Obtain the partial differential equation from the relation 2z = x^2/a^2+y^2/b^2
by eliminating the
arbitrary constants a, b.
Answers
(x-a)^2 - (y-b)^2 +z^2 = a^2 +b^2….(1). Differentiating the above relation partially with respect to x and y separately and denoting the partial derivatives of z with respect to x and y by p and q respectively, we get
2(x-a)+2z.p=0 and
-2(y-b)+2z.q=0.
The above relations yield x-a = -z.p and
a=(x+z.p) and also y-b = z.q and b=(y-z.q).

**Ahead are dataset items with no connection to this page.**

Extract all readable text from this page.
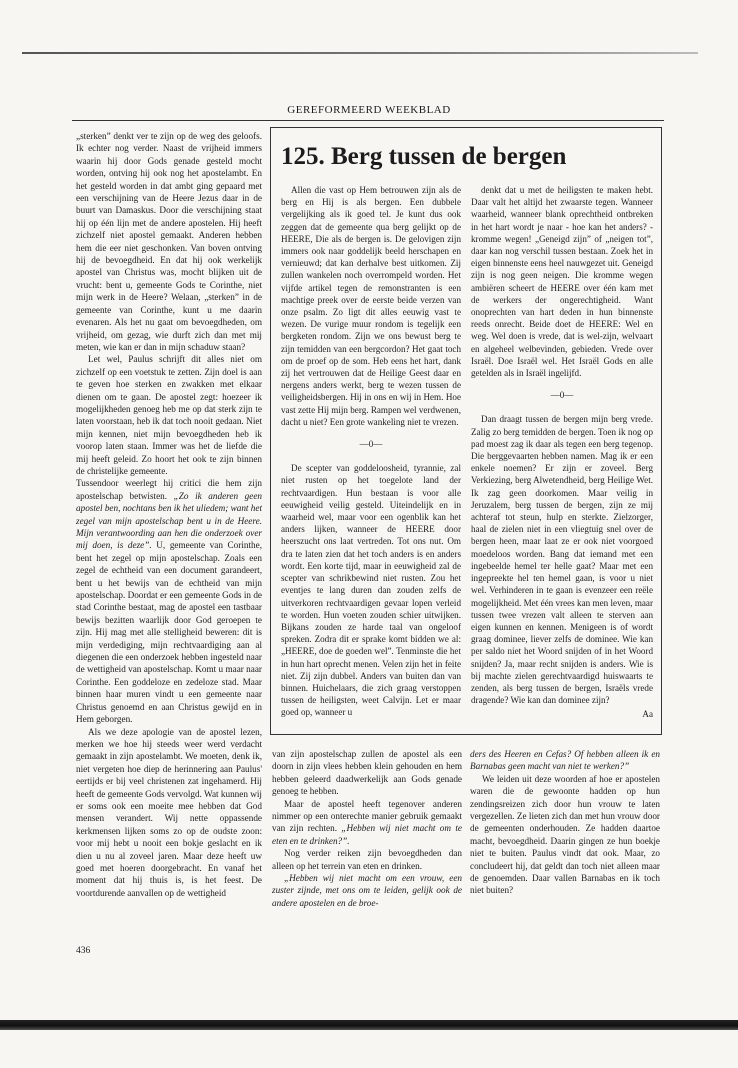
GEREFORMEERD WEEKBLAD

„sterken” denkt ver te zijn op de weg des geloofs. Ik echter nog verder. Naast de vrijheid immers waarin hij door Gods genade gesteld mocht worden, ontving hij ook nog het apostelambt. En het gesteld worden in dat ambt ging gepaard met een verschijning van de Heere Jezus daar in de buurt van Damaskus. Door die verschijning staat hij op één lijn met de andere apostelen. Hij heeft zichzelf niet apostel gemaakt. Anderen hebben hem die eer niet geschonken. Van boven ontving hij de bevoegdheid. En dat hij ook werkelijk apostel van Christus was, mocht blijken uit de vrucht: bent u, gemeente Gods te Corinthe, niet mijn werk in de Heere? Welaan, „sterken” in de gemeente van Corinthe, kunt u me daarin evenaren. Als het nu gaat om bevoegdheden, om vrijheid, om gezag, wie durft zich dan met mij meten, wie kan er dan in mijn schaduw staan?

Let wel, Paulus schrijft dit alles niet om zichzelf op een voetstuk te zetten. Zijn doel is aan te geven hoe sterken en zwakken met elkaar dienen om te gaan. De apostel zegt: hoezeer ik mogelijkheden genoeg heb me op dat sterk zijn te laten voorstaan, heb ik dat toch nooit gedaan. Niet mijn kennen, niet mijn bevoegdheden heb ik voorop laten staan. Immer was het de liefde die mij heeft geleid. Zo hoort het ook te zijn binnen de christelijke gemeente.

Tussendoor weerlegt hij critici die hem zijn apostelschap betwisten. „Zo ik anderen geen apostel ben, nochtans ben ik het uliedem; want het zegel van mijn apostelschap bent u in de Heere. Mijn verantwoording aan hen die onderzoek over mij doen, is deze”. U, gemeente van Corinthe, bent het zegel op mijn apostelschap. Zoals een zegel de echtheid van een document garandeert, bent u het bewijs van de echtheid van mijn apostelschap. Doordat er een gemeente Gods in de stad Corinthe bestaat, mag de apostel een tastbaar bewijs bezitten waarlijk door God geroepen te zijn. Hij mag met alle stelligheid beweren: dit is mijn verdediging, mijn rechtvaardiging aan al diegenen die een onderzoek hebben ingesteld naar de wettigheid van apostelschap. Komt u maar naar Corinthe. Een goddeloze en zedeloze stad. Maar binnen haar muren vindt u een gemeente naar Christus genoemd en aan Christus gewijd en in Hem geborgen.

Als we deze apologie van de apostel lezen, merken we hoe hij steeds weer werd verdacht gemaakt in zijn apostelambt. We moeten, denk ik, niet vergeten hoe diep de herinnering aan Paulus' eertijds er bij veel christenen zat ingehamerd. Hij heeft de gemeente Gods vervolgd. Wat kunnen wij er soms ook een moeite mee hebben dat God mensen verandert. Wij nette oppassende kerkmensen lijken soms zo op de oudste zoon: voor mij hebt u nooit een bokje geslacht en ik dien u nu al zoveel jaren. Maar deze heeft uw goed met hoeren doorgebracht. En vanaf het moment dat hij thuis is, is het feest. De voortdurende aanvallen op de wettigheid

125. Berg tussen de bergen

Allen die vast op Hem betrouwen zijn als de berg en Hij is als bergen. Een dubbele vergelijking als ik goed tel. Je kunt dus ook zeggen dat de gemeente qua berg gelijkt op de HEERE, Die als de bergen is. De gelovigen zijn immers ook naar goddelijk beeld herschapen en vernieuwd; dat kan derhalve best uitkomen. Zij zullen wankelen noch overrompeld worden. Het vijfde artikel tegen de remonstranten is een machtige preek over de eerste beide verzen van onze psalm. Zo ligt dit alles eeuwig vast te wezen. De vurige muur rondom is tegelijk een bergketen rondom. Zijn we ons bewust berg te zijn temidden van een bergcordon? Het gaat toch om de proef op de som. Heb eens het hart, dank zij het vertrouwen dat de Heilige Geest daar en nergens anders werkt, berg te wezen tussen de veiligheidsbergen. Hij in ons en wij in Hem. Hoe vast zette Hij mijn berg. Rampen wel verdwenen, dacht u niet? Een grote wankeling niet te vrezen.

—0—

De scepter van goddeloosheid, tyrannie, zal niet rusten op het toegelote land der rechtvaardigen. Hun bestaan is voor alle eeuwigheid veilig gesteld. Uiteindelijk en in waarheid wel, maar voor een ogenblik kan het anders lijken, wanneer de HEERE door heerszucht ons laat vertreden. Tot ons nut. Om dra te laten zien dat het toch anders is en anders wordt. Een korte tijd, maar in eeuwigheid zal de scepter van schrikbewind niet rusten. Zou het eventjes te lang duren dan zouden zelfs de uitverkoren rechtvaardigen gevaar lopen verleid te worden. Hun voeten zouden schier uitwijken. Bijkans zouden ze harde taal van ongeloof spreken. Zodra dit er sprake komt bidden we al: „HEERE, doe de goeden wel”. Tenminste die het in hun hart oprecht menen. Velen zijn het in feite niet. Zij zijn dubbel. Anders van buiten dan van binnen. Huichelaars, die zich graag verstoppen tussen de heiligsten, weet Calvijn. Let er maar goed op, wanneer u

denkt dat u met de heiligsten te maken hebt. Daar valt het altijd het zwaarste tegen. Wanneer waarheid, wanneer blank oprechtheid ontbreken in het hart wordt je naar - hoe kan het anders? - kromme wegen! „Geneigd zijn” of „neigen tot”, daar kan nog verschil tussen bestaan. Zoek het in eigen binnenste eens heel nauwgezet uit. Geneigd zijn is nog geen neigen. Die kromme wegen ambiëren scheert de HEERE over één kam met de werkers der ongerechtigheid. Want onoprechten van hart deden in hun binnenste reeds onrecht. Beide doet de HEERE: Wel en weg. Wel doen is vrede, dat is wel-zijn, welvaart en algeheel welbevinden, gebieden. Vrede over Israël. Doe Israël wel. Het Israël Gods en alle getelden als in Israël ingelijfd.

—0—

Dan draagt tussen de bergen mijn berg vrede. Zalig zo berg temidden de bergen. Toen ik nog op pad moest zag ik daar als tegen een berg tegenop. Die berggevaarten hebben namen. Mag ik er een enkele noemen? Er zijn er zoveel. Berg Verkiezing, berg Alwetendheid, berg Heilige Wet. Ik zag geen doorkomen. Maar veilig in Jeruzalem, berg tussen de bergen, zijn ze mij achteraf tot steun, hulp en sterkte. Zielzorger, haal de zielen niet in een vliegtuig snel over de bergen heen, maar laat ze er ook niet voorgoed moedeloos worden. Bang dat iemand met een ingebeelde hemel ter helle gaat? Maar met een ingepreekte hel ten hemel gaan, is voor u niet wel. Verhinderen in te gaan is evenzeer een reële mogelijkheid. Met één vrees kan men leven, maar tussen twee vrezen valt alleen te sterven aan eigen kunnen en kennen. Menigeen is of wordt graag dominee, liever zelfs de dominee. Wie kan per saldo niet het Woord snijden of in het Woord snijden? Ja, maar recht snijden is anders. Wie is bij machte zielen gerechtvaardigd huiswaarts te zenden, als berg tussen de bergen, Israëls vrede dragende? Wie kan dan dominee zijn?

Aa

van zijn apostelschap zullen de apostel als een doorn in zijn vlees hebben klein gehouden en hem hebben geleerd daadwerkelijk aan Gods genade genoeg te hebben.

Maar de apostel heeft tegenover anderen nimmer op een onterechte manier gebruik gemaakt van zijn rechten. „Hebben wij niet macht om te eten en te drinken?”.

Nog verder reiken zijn bevoegdheden dan alleen op het terrein van eten en drinken.

„Hebben wij niet macht om een vrouw, een zuster zijnde, met ons om te leiden, gelijk ook de andere apostelen en de broe-

ders des Heeren en Cefas? Of hebben alleen ik en Barnabas geen macht van niet te werken?”

We leiden uit deze woorden af hoe er apostelen waren die de gewoonte hadden op hun zendingsreizen zich door hun vrouw te laten vergezellen. Ze lieten zich dan met hun vrouw door de gemeenten onderhouden. Ze hadden daartoe macht, bevoegdheid. Daarin gingen ze hun boekje niet te buiten. Paulus vindt dat ook. Maar, zo concludeert hij, dat geldt dan toch niet alleen maar de genoemden. Daar vallen Barnabas en ik toch niet buiten?

436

Replacing these values in the given relation (1), we get the required partial differential equation :
(z.p)^2 -(z.q)^2 = (x+z.p)^2 +(y-z.q)^2 or
x^2 +y^2 +2z(p-q) +2(z.q)^2 = 0.
Answer:
2z = x^2/a^2+y^2/b^2
Take partial derivative of the given equation w. r. t x
Let d here shows partial deravative
2dz/dx= 1/a^2 dx^2/dx + 1/b^2 dy^2/dx (1)
2dz/dx= 2x/a^2+ 0
Because y for partial deravtive w.r.t x is constant
dz/dx=p
2p=2x/a^2
1/a^2=2p/2x => 1/a^2=p/x (1)
Now take partial derivative w.r.t y of eq(1)
So,
2dz/dy=0+1/b^2dy^2/dy.
Because x is constant for partial derivative w.r.t y
Here, dz/dy=q
2q=2y/b^2
1/b^2=2q/2y => 1/b^2=q/y (3)
Now put (2) and (3) in (1)
2z= (1/a^2)x^2+(1/b^2)y^2
2z= (p/x) x^2+(q/y)y^2
2z=px+ qy which is the required solution